Two IT companies wound up in pop-up software scams

Two IT companies wound up by courts for generating unsolicited pop-ups that misled people into thinking there was a fault with their computer.

Msinfosys Support Ltd and MS Global Support Ltd were wound up in the public interest in the High Court on 9 March before Judge Barton. The Official Receiver has been appointed liquidator of the companies.

The court heard that the two IT companies generated unsolicited pop-up error messages and when people phoned-up to check what was wrong, some were led to believe there was a fault with their computers.

The victims were led to believe they were dealing with well-known software companies and some paid money to fix their computers.

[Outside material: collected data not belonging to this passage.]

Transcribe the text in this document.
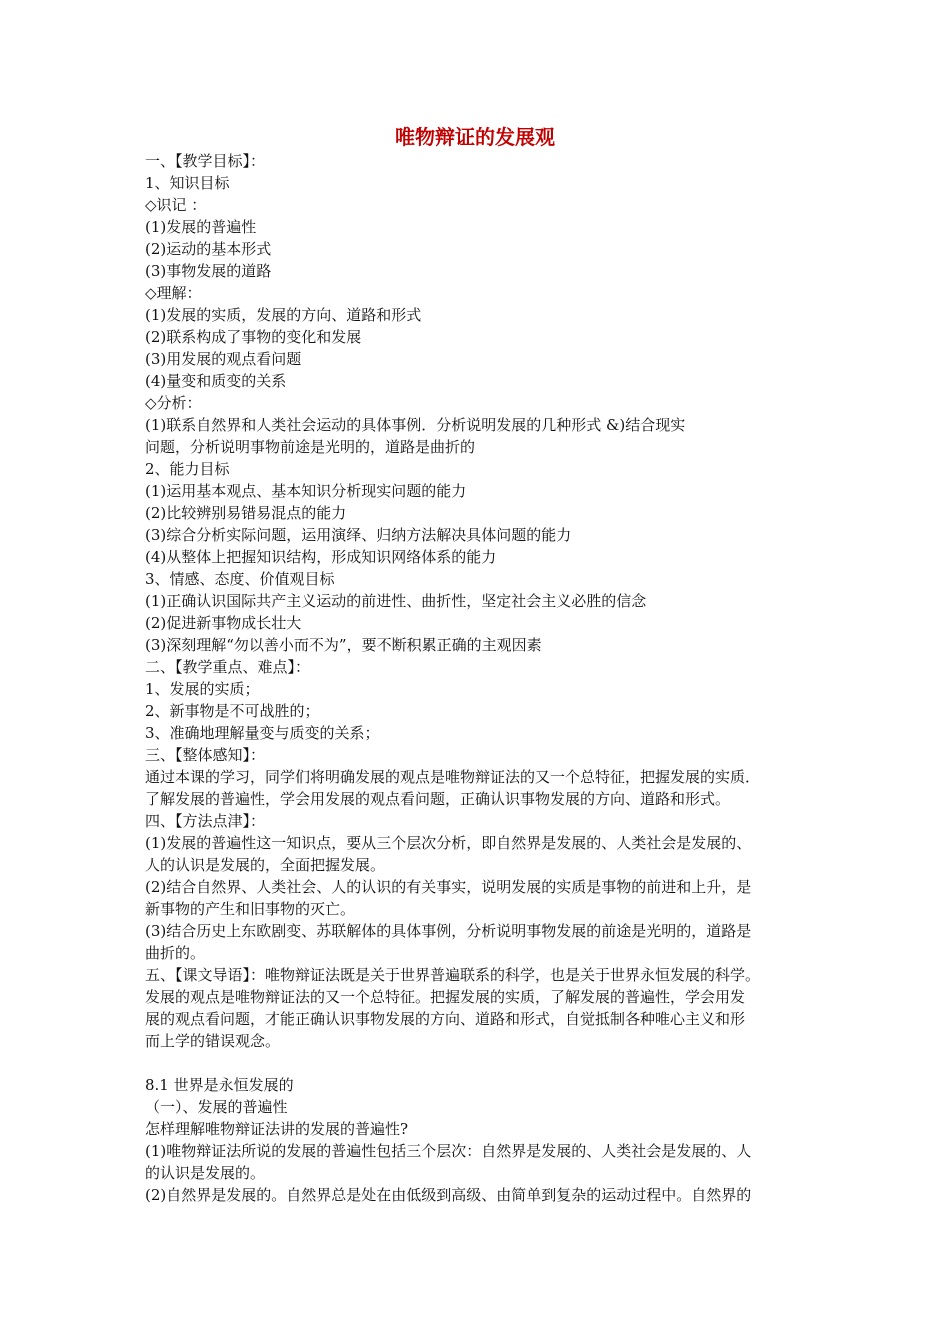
唯物辩证的发展观
一、【教学目标】：
1、知识目标
◇识记 ：
(1)发展的普遍性
(2)运动的基本形式
(3)事物发展的道路
◇理解：
(1)发展的实质，发展的方向、道路和形式
(2)联系构成了事物的变化和发展
(3)用发展的观点看问题
(4)量变和质变的关系
◇分析：
(1)联系自然界和人类社会运动的具体事例．分析说明发展的几种形式 &)结合现实
问题，分析说明事物前途是光明的，道路是曲折的
2、能力目标
(1)运用基本观点、基本知识分析现实问题的能力
(2)比较辨别易错易混点的能力
(3)综合分析实际问题，运用演绎、归纳方法解决具体问题的能力
(4)从整体上把握知识结构，形成知识网络体系的能力
3、情感、态度、价值观目标
(1)正确认识国际共产主义运动的前进性、曲折性，坚定社会主义必胜的信念
(2)促进新事物成长壮大
(3)深刻理解“勿以善小而不为”，要不断积累正确的主观因素
二、【教学重点、难点】：
1、发展的实质；
2、新事物是不可战胜的；
3、准确地理解量变与质变的关系；
三、【整体感知】：
通过本课的学习，同学们将明确发展的观点是唯物辩证法的又一个总特征，把握发展的实质．
了解发展的普遍性，学会用发展的观点看问题，正确认识事物发展的方向、道路和形式。
四、【方法点津】：
(1)发展的普遍性这一知识点，要从三个层次分析，即自然界是发展的、人类社会是发展的、
人的认识是发展的，全面把握发展。
(2)结合自然界、人类社会、人的认识的有关事实，说明发展的实质是事物的前进和上升，是
新事物的产生和旧事物的灭亡。
(3)结合历史上东欧剧变、苏联解体的具体事例，分析说明事物发展的前途是光明的，道路是
曲折的。
五、【课文导语】：唯物辩证法既是关于世界普遍联系的科学，也是关于世界永恒发展的科学。
发展的观点是唯物辩证法的又一个总特征。把握发展的实质，了解发展的普遍性，学会用发
展的观点看问题，才能正确认识事物发展的方向、道路和形式，自觉抵制各种唯心主义和形
而上学的错误观念。
8.1 世界是永恒发展的
（一）、发展的普遍性
怎样理解唯物辩证法讲的发展的普遍性?
(1)唯物辩证法所说的发展的普遍性包括三个层次：自然界是发展的、人类社会是发展的、人
的认识是发展的。
(2)自然界是发展的。自然界总是处在由低级到高级、由简单到复杂的运动过程中。自然界的
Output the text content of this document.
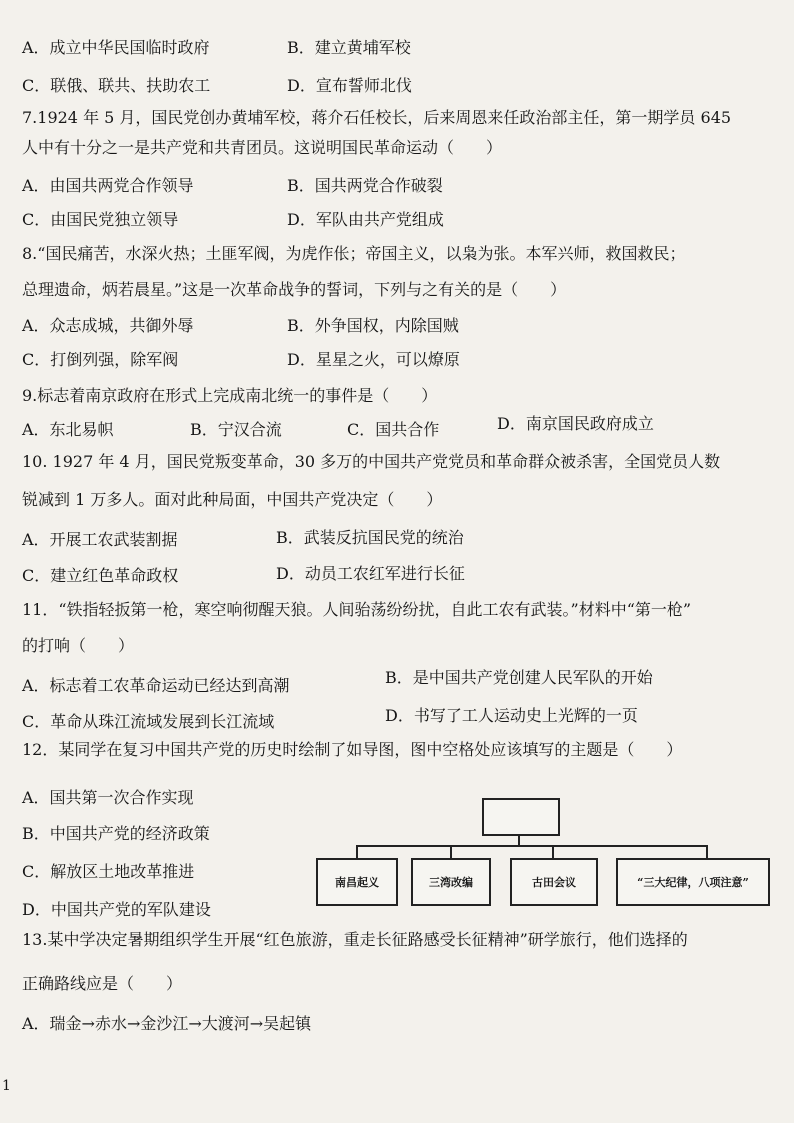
A．成立中华民国临时政府	B．建立黄埔军校
C．联俄、联共、扶助农工	D．宣布誓师北伐
7.1924 年 5 月，国民党创办黄埔军校，蒋介石任校长，后来周恩来任政治部主任，第一期学员 645
人中有十分之一是共产党和共青团员。这说明国民革命运动（　　）
A．由国共两党合作领导	B．国共两党合作破裂
C．由国民党独立领导	D．军队由共产党组成
8.“国民痛苦，水深火热；土匪军阀，为虎作伥；帝国主义，以枭为张。本军兴师，救国救民；
总理遗命，炳若晨星。”这是一次革命战争的誓词，下列与之有关的是（　　）
A．众志成城，共御外辱	B．外争国权，内除国贼
C．打倒列强，除军阀	D．星星之火，可以燎原
9.标志着南京政府在形式上完成南北统一的事件是（　　）
A．东北易帜	B．宁汉合流	C．国共合作	D．南京国民政府成立
10. 1927 年 4 月，国民党叛变革命，30 多万的中国共产党党员和革命群众被杀害，全国党员人数
锐减到 1 万多人。面对此种局面，中国共产党决定（　　）
A．开展工农武装割据	B．武装反抗国民党的统治
C．建立红色革命政权	D．动员工农红军进行长征
11．“铁指轻扳第一枪，寒空响彻醒天狼。人间骀荡纷纷扰，自此工农有武装。”材料中“第一枪”
的打响（　　）
A．标志着工农革命运动已经达到高潮	B．是中国共产党创建人民军队的开始
C．革命从珠江流域发展到长江流域	D．书写了工人运动史上光辉的一页
12．某同学在复习中国共产党的历史时绘制了如导图，图中空格处应该填写的主题是（　　）
A．国共第一次合作实现
B．中国共产党的经济政策
C．解放区土地改革推进
D．中国共产党的军队建设
南昌起义	三湾改编	古田会议	“三大纪律，八项注意”
13.某中学决定暑期组织学生开展“红色旅游，重走长征路感受长征精神”研学旅行，他们选择的
正确路线应是（　　）
A．瑞金→赤水→金沙江→大渡河→吴起镇
1
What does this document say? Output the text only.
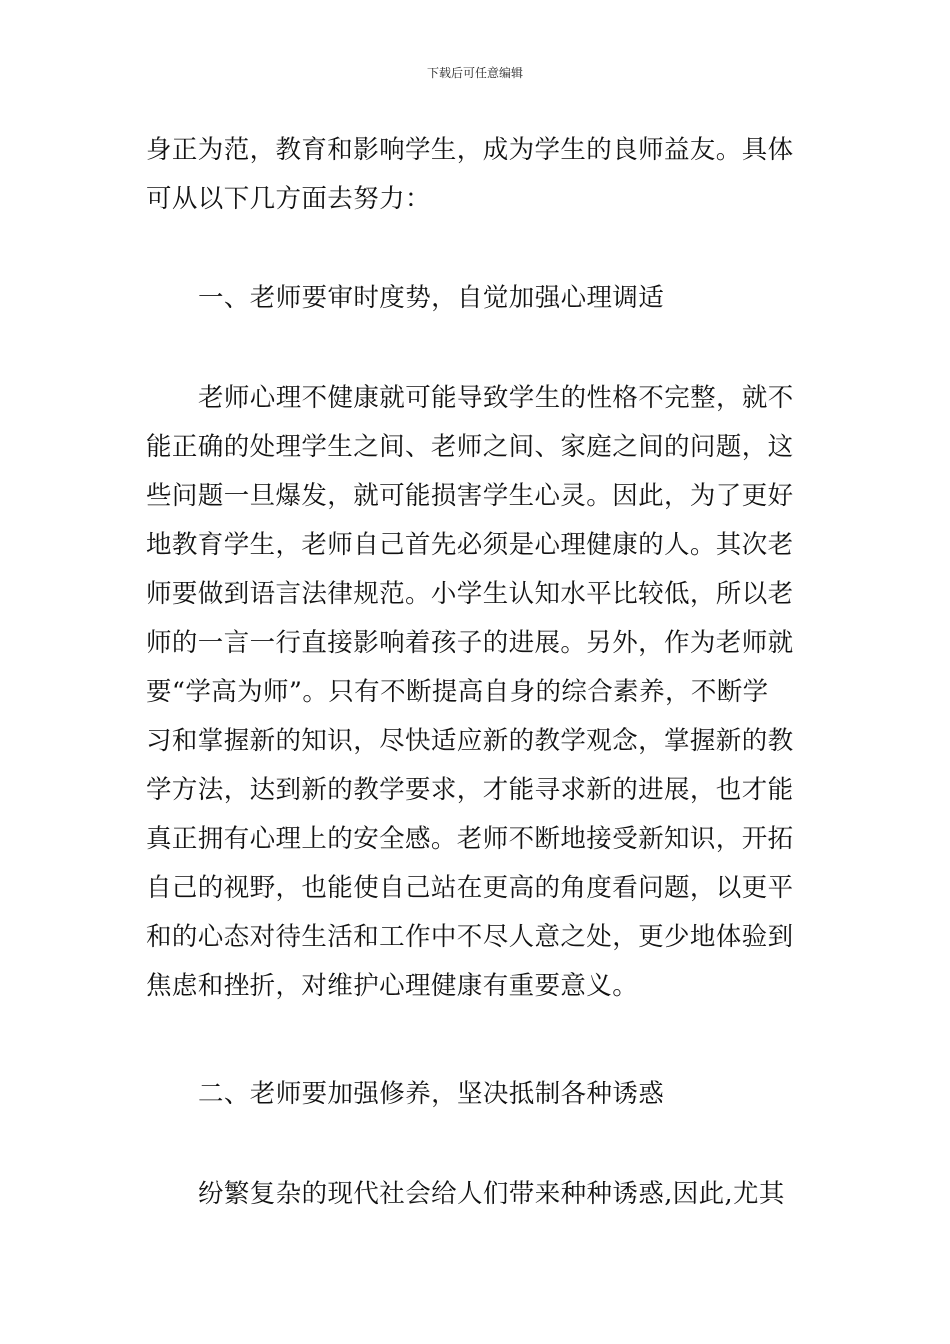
下载后可任意编辑
身正为范，教育和影响学生，成为学生的良师益友。具体
可从以下几方面去努力：
一、老师要审时度势，自觉加强心理调适
老师心理不健康就可能导致学生的性格不完整，就不
能正确的处理学生之间、老师之间、家庭之间的问题，这
些问题一旦爆发，就可能损害学生心灵。因此，为了更好
地教育学生，老师自己首先必须是心理健康的人。其次老
师要做到语言法律规范。小学生认知水平比较低，所以老
师的一言一行直接影响着孩子的进展。另外，作为老师就
要“学高为师”。只有不断提高自身的综合素养，不断学
习和掌握新的知识，尽快适应新的教学观念，掌握新的教
学方法，达到新的教学要求，才能寻求新的进展，也才能
真正拥有心理上的安全感。老师不断地接受新知识，开拓
自己的视野，也能使自己站在更高的角度看问题，以更平
和的心态对待生活和工作中不尽人意之处，更少地体验到
焦虑和挫折，对维护心理健康有重要意义。
二、老师要加强修养，坚决抵制各种诱惑
纷繁复杂的现代社会给人们带来种种诱惑,因此,尤其
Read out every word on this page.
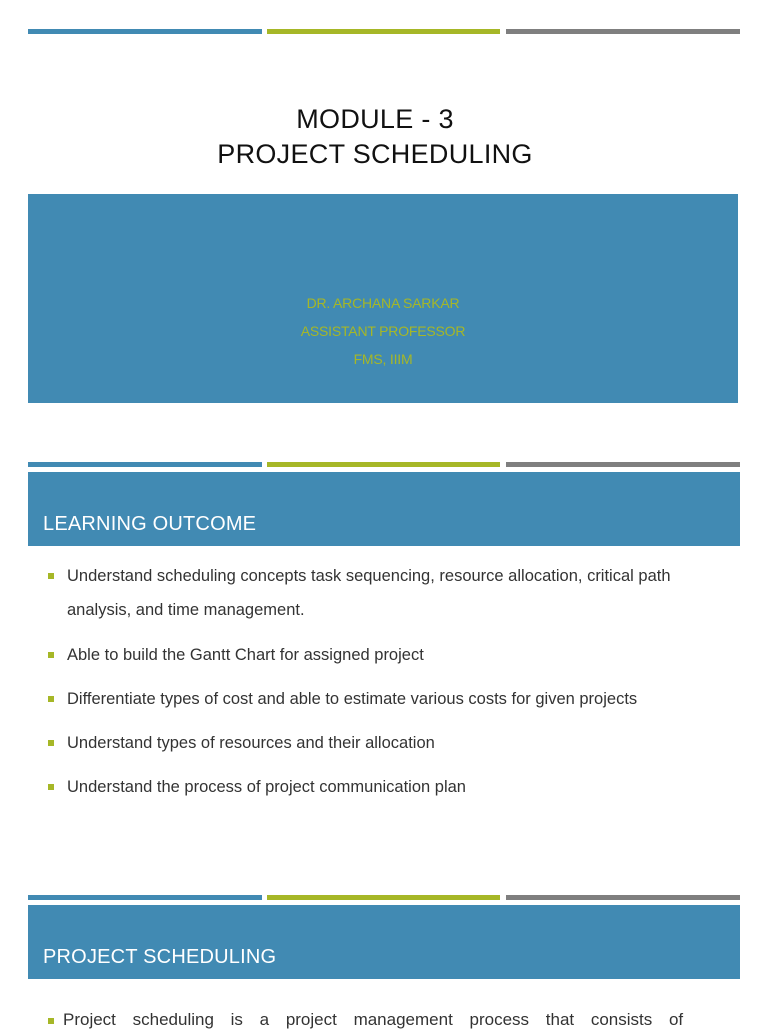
MODULE - 3
PROJECT SCHEDULING
DR. ARCHANA SARKAR
ASSISTANT PROFESSOR
FMS, IIIM
LEARNING OUTCOME
Understand scheduling concepts task sequencing, resource allocation, critical path analysis, and time management.
Able to build the Gantt Chart for assigned project
Differentiate types of cost and able to estimate various costs for given projects
Understand types of resources and their allocation
Understand the process of project communication plan
PROJECT SCHEDULING
Project scheduling is a project management process that consists of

But neither Msinfosys Support or MS Global Support were authorised to act on behalf of the larger software companies.

The Insolvency Service started confidential investigations into Msinfosys Support and MS Global Support after complaints were received from customers.

Investigators found that the director, Vikram Singh, had no real control of either company and work was outsourced to a company in India called Underpin Services Private Limited.

Vikram Singh admitted both companies were Underpin’s businesses and allowed Underpin to trade in the UK, the High Court was told.

The records of the companies were kept and maintained by Underpin in India and were not available for inspection in the UK, a breach of the Companies Act 2006.

Judge Burton commented on Vikram Singh’s response, his lack of knowledge and the lack of relevant records showed the companies’ accounts ‘ran in a chaotic manner’.

Msinfosys Support Ltd and MS Global Support Ltd did not defend the petitions at the hearing and Insolvency and Companies Court Judge Burton stated consumers had been ‘misled’ by the companies and that it was appropriate the companies were wound up to protect the public.

Edna Okhiria, Chief Investigator at the Insolvency Service, said:

Msinfosys Support Ltd and MS Global Support Ltd deliberately used false pretences to deceive consumers, with many paying the companies on the belief they were dealing with well-known software companies or their authorised representatives.

In reality, both companies were controlled by an overseas company with the director recognising he had no knowledge of what the company informed consumers.

The court recognised the severity of this misconduct and both have been removed from the business environment to protect the public from further harm.